Iconsoled myself; at least it was early barely 9am. Maybe I should goto Firehook for coffee? No why do that.. another one would be hereany minute right? alter? Wrong. The next two were desire the useless oneI had just left-- they pulled up to me and switched on their "Out ofService" signs. So much for getting to work an hour early and being allorganized and on top of my game and shit. Just when I was ready to giveup and defy the train at Farragut whatever. I saw the correct busheading for me.. and I started to panic. I had been walking and wasequidistant between where the bus was idling and where the forbid I justleft was and if the light didn't be red. I wouldn't have enough timeto hobble approve from whence I came. All I could think was. "This is whatI freaking get for being a responsible adult" but thanks to trafficdelaying it just enough. I gratefully made this bus. Oh how I wish I
The woman across from us who was blocking most of the aisle with a broken suitcase was CRAZY. She yelled at everyone except for we three who were handicapped and/or wizened. Every measure the bus stopped to pick up someone new she'd emit about how people were rude didn't forgive themselves bumped in to her etc. None of these populate had touched her in fact they had taken great care to step around her things which usually resulted in an ass to my face. No matter. She got agitated and started throwing things. The women on either side of me looked at me and I looked back helplessly. The driver pretended not to see anything even when a random bar of clean nailed his seat.

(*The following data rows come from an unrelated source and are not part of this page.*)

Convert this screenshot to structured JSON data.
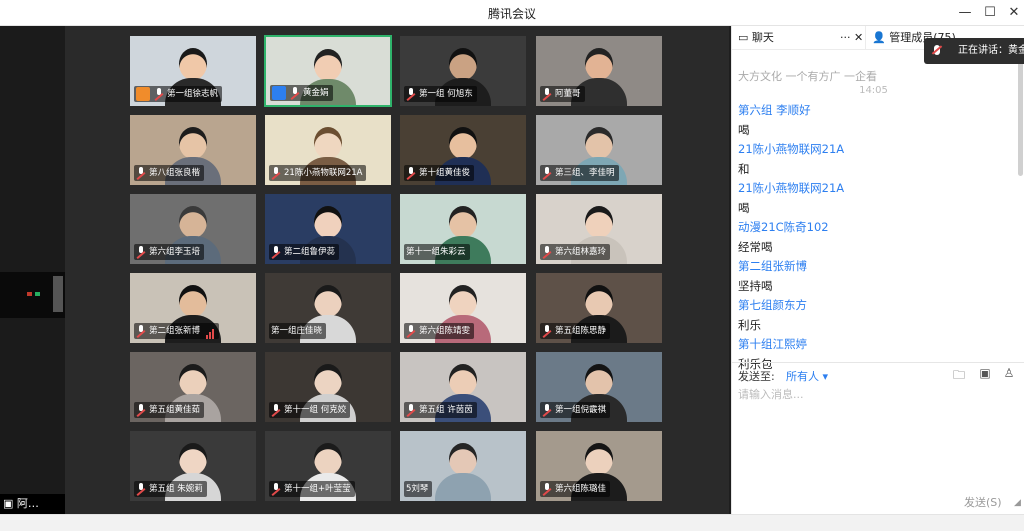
{
  "window": {
    "title": "腾讯会议",
    "min_glyph": "—",
    "max_glyph": "☐",
    "close_glyph": "✕"
  },
  "left_strip": {
    "bottom_label": "阿…"
  },
  "tiles": [
    {
      "name": "第一组徐志帆",
      "icon": "host-orange",
      "bg": "#cfd6dc",
      "skin": "#f0c8a8",
      "shirt": "#2a2a2a",
      "head": "#1a1a1a"
    },
    {
      "name": "黄金娟",
      "icon": "host-blue",
      "bg": "#d9ddd6",
      "skin": "#f1cdb3",
      "shirt": "#6f8a6a",
      "head": "#222",
      "active": true
    },
    {
      "name": "第一组 何旭东",
      "icon": "mic",
      "bg": "#3b3b3b",
      "skin": "#caa283",
      "shirt": "#1d1d1d",
      "head": "#111"
    },
    {
      "name": "阿董哥",
      "icon": "mic",
      "bg": "#8f8a86",
      "skin": "#e2b394",
      "shirt": "#2f2f2f",
      "head": "#222"
    },
    {
      "name": "第八组张良楷",
      "icon": "mic",
      "bg": "#b9a58f",
      "skin": "#e6c4a6",
      "shirt": "#6a6f7a",
      "head": "#1d1d1d"
    },
    {
      "name": "21陈小燕物联网21A",
      "icon": "mic",
      "bg": "#e8e0c8",
      "skin": "#efd7c0",
      "shirt": "#7a5d44",
      "head": "#6b4e31"
    },
    {
      "name": "第十组黄佳俊",
      "icon": "mic",
      "bg": "#4a4034",
      "skin": "#e7bf9e",
      "shirt": "#1f2f55",
      "head": "#111"
    },
    {
      "name": "第三组、李佳明",
      "icon": "mic",
      "bg": "#a9a9a9",
      "skin": "#e3c3a9",
      "shirt": "#7ea7b4",
      "head": "#2a2a2a"
    },
    {
      "name": "第六组李玉培",
      "icon": "mic",
      "bg": "#6f6f6f",
      "skin": "#d6b497",
      "shirt": "#5c6b7b",
      "head": "#3a3a3a"
    },
    {
      "name": "第二组鲁伊蕊",
      "icon": "mic",
      "bg": "#2a3d63",
      "skin": "#f0d1bd",
      "shirt": "#24324f",
      "head": "#111"
    },
    {
      "name": "第十一组朱彩云",
      "icon": "none",
      "bg": "#c7d9d1",
      "skin": "#e5c2a5",
      "shirt": "#3e7b5c",
      "head": "#222"
    },
    {
      "name": "第六组林嘉玲",
      "icon": "mic",
      "bg": "#d8d2cb",
      "skin": "#efd1bb",
      "shirt": "#c9c3bb",
      "head": "#1a1a1a"
    },
    {
      "name": "第二组张新博",
      "icon": "mic",
      "bg": "#c9c2b7",
      "skin": "#e3bc9b",
      "shirt": "#1d1d1d",
      "head": "#111",
      "signal": true
    },
    {
      "name": "第一组庄佳晓",
      "icon": "none",
      "bg": "#3f3a36",
      "skin": "#ecd1be",
      "shirt": "#d8d8d8",
      "head": "#1a1a1a"
    },
    {
      "name": "第六组陈靖雯",
      "icon": "mic",
      "bg": "#e6e2dd",
      "skin": "#efd3bf",
      "shirt": "#b86a7a",
      "head": "#222"
    },
    {
      "name": "第五组陈思静",
      "icon": "mic",
      "bg": "#5e5148",
      "skin": "#e8c9b2",
      "shirt": "#1b1b1b",
      "head": "#111"
    },
    {
      "name": "第五组黄佳茹",
      "icon": "mic",
      "bg": "#6b6561",
      "skin": "#ebd0bb",
      "shirt": "#a9a3a0",
      "head": "#1b1b1b"
    },
    {
      "name": "第十一组 何克姣",
      "icon": "mic",
      "bg": "#3c3733",
      "skin": "#ecd4c2",
      "shirt": "#cfcfcf",
      "head": "#1a1a1a"
    },
    {
      "name": "第五组 许茵茵",
      "icon": "mic",
      "bg": "#c8c4c1",
      "skin": "#eccdb6",
      "shirt": "#3b4f7a",
      "head": "#222"
    },
    {
      "name": "第一组倪霰祺",
      "icon": "mic",
      "bg": "#6b7a88",
      "skin": "#e3c3ab",
      "shirt": "#2a2a2a",
      "head": "#141414"
    },
    {
      "name": "第五组 朱婉莉",
      "icon": "mic",
      "bg": "#3a3a3a",
      "skin": "#efd6c4",
      "shirt": "#d6d6d6",
      "head": "#1a1a1a"
    },
    {
      "name": "第十一组+叶莹莹",
      "icon": "mic",
      "bg": "#393939",
      "skin": "#ecd3c0",
      "shirt": "#eaeaea",
      "head": "#1b1b1b"
    },
    {
      "name": "5刘琴",
      "icon": "none",
      "bg": "#b8c2c9",
      "skin": "#e4c8b6",
      "shirt": "#8ea2b0",
      "head": "#252525"
    },
    {
      "name": "第六组陈璐佳",
      "icon": "mic",
      "bg": "#a49a8d",
      "skin": "#ecd1bd",
      "shirt": "#1c1c1c",
      "head": "#151515"
    }
  ],
  "panel": {
    "tab_chat": "聊天",
    "tab_more": "···",
    "tab_close": "✕",
    "tab_members": "管理成员(75)",
    "speaking_label": "正在讲话：黄金娟",
    "cut_line": "大方文化 一个有方广 一企看",
    "time": "14:05",
    "messages": [
      {
        "sender": "第六组 李顺好",
        "text": "喝"
      },
      {
        "sender": "21陈小燕物联网21A",
        "text": "和"
      },
      {
        "sender": "21陈小燕物联网21A",
        "text": "喝"
      },
      {
        "sender": "动漫21C陈奇102",
        "text": "经常喝"
      },
      {
        "sender": "第二组张新博",
        "text": "坚持喝"
      },
      {
        "sender": "第七组颜东方",
        "text": "利乐"
      },
      {
        "sender": "第十组江熙婷",
        "text": "利乐包"
      }
    ],
    "send_to_label": "发送至:",
    "send_to_value": "所有人 ▾",
    "input_placeholder": "请输入消息...",
    "send_button": "发送(S)"
  },
  "icons": {
    "chat": "chat-bubble-icon",
    "members": "person-icon",
    "folder": "folder-icon",
    "screenshot": "screenshot-icon",
    "member_select": "person-select-icon"
  }
}
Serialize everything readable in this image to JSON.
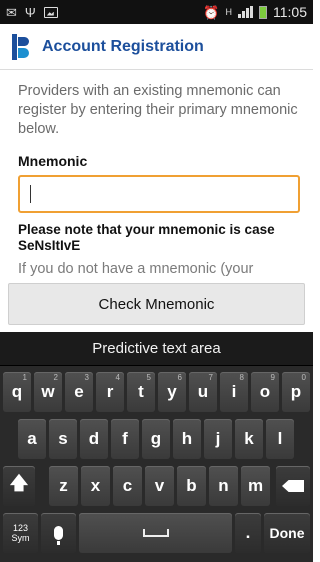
{
  "status_bar": {
    "time": "11:05"
  },
  "header": {
    "title": "Account Registration"
  },
  "content": {
    "intro": "Providers with an existing mnemonic can register by entering their primary mnemonic below.",
    "mnemonic_label": "Mnemonic",
    "mnemonic_value": "",
    "note": "Please note that your mnemonic is case SeNsItIvE",
    "clipped_text": "If you do not have a mnemonic (your"
  },
  "check_button": {
    "label": "Check Mnemonic"
  },
  "keyboard": {
    "predictive_label": "Predictive text area",
    "row1": [
      {
        "letter": "q",
        "num": "1"
      },
      {
        "letter": "w",
        "num": "2"
      },
      {
        "letter": "e",
        "num": "3"
      },
      {
        "letter": "r",
        "num": "4"
      },
      {
        "letter": "t",
        "num": "5"
      },
      {
        "letter": "y",
        "num": "6"
      },
      {
        "letter": "u",
        "num": "7"
      },
      {
        "letter": "i",
        "num": "8"
      },
      {
        "letter": "o",
        "num": "9"
      },
      {
        "letter": "p",
        "num": "0"
      }
    ],
    "row2": [
      "a",
      "s",
      "d",
      "f",
      "g",
      "h",
      "j",
      "k",
      "l"
    ],
    "row3": [
      "z",
      "x",
      "c",
      "v",
      "b",
      "n",
      "m"
    ],
    "sym_label": "123\nSym",
    "period_label": ".",
    "done_label": "Done",
    "shift_icon": "shift-arrow-icon",
    "backspace_icon": "backspace-icon",
    "mic_icon": "microphone-icon",
    "space_icon": "space-bar-icon"
  }
}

I know it’s not her fault. I started to express everything which resulted in this woman not having find to the proper care or resources she needed. She clearly wasn't well and she might have been homeless. I started to wonder about those horrific videos of teenagers who contend homeless populate. "for fun" and thought about how danger like that and untreated mental illness made for an extra vulnerable population on the street. My thoughts were interrupted when a 6’4” man who had to weigh a good 400 lbs started to come in. You couldn’t back up but sight that the entire front of his pants were wet. Beyond that disturbing fact something wasn’t right about him and the woman I had been describing earlier decided to analyse it but first she told him to get away from her because he smelled. This caused him to stand in front of her face (and half in lie of me) with the obtain of the odor change surface closer to her. Not good. The screaming got louder and the bus driver seemed oblivious. “Don’t you know how you comprehend? You Goddamn crackhead! You stink. You be and you ain’t polite. Crackhead. Pissing on yourself desire a arouse retard.” I wanted to flee at the next forbid but I realized I was still 10 blocks from bring home the bacon and couldn’t walk that far. The two elderly women leaned in to me; one was shaking.
At the next stop the lady who had been trembling rushed up dropping her beat in the process. She retrieved it crept to the approve and slapped the doors exiting while shaking her head. I was so envious of her because these two were.